Journal of Peace Research, 1996, vol. 33, issue 2, 217-228

Abstract: Greece and Turkey, both members of the NATO alliance, are two of the major players in the Balkans. Over the past three decades their bilateral relations have not always been smooth. In fact, their strategic interaction has two contradictory elements: they are members of the same alliance while at the same time they are state-to-state adversaries. Both countries yearly allocate an appreciable share of their national income to defence. In the case of Greece its defence burden has invariably been the highest among NATO and European Union countries, averaging 5.6% of GDP. Empirical findings reported by this study indicate that Greek defence expenditure is primarily influenced by Turkish military capabilities.

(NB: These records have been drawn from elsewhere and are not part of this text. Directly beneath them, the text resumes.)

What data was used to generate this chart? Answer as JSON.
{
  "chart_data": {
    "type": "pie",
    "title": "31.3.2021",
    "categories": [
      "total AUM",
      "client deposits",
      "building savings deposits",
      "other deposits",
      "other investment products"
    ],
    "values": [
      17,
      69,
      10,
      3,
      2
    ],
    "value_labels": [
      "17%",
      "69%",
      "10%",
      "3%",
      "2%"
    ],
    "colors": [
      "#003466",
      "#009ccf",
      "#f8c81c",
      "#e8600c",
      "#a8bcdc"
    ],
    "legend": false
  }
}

Because of size and population constraints Greece appears to respond to the military capabilities of its adversary by enhancing the capital intensity of its armed forces, which, in principle, offsets its quantitative disadvantage. The issues that divide the two countries are complex and rooted in years of conflict and mutual distrust. Efforts to resolve the Greek-Turkish disputes have so far been unsuccessful and rapprochements have invariably been short-lived. Given the strategic entropy of the post-bipolar Balkan region the proliferation of the Greek-Turkish rivalry could have important implications for the stability of the whole region. An arms control agrement aiming at achieving a balance of power between the two countries at lower levels of military spending and armament could reduce the costs of arming and assist in the reduction of tension in the area. However, a stable, long-term relaxation of tension can only be the result of a solution to the major issues that divide Greece and Turkey. Consequently, as long as the Greek-Turkish disputes remain unresolved, Greek military expenditure will remain substantially higher than that of other NATO and European Union members.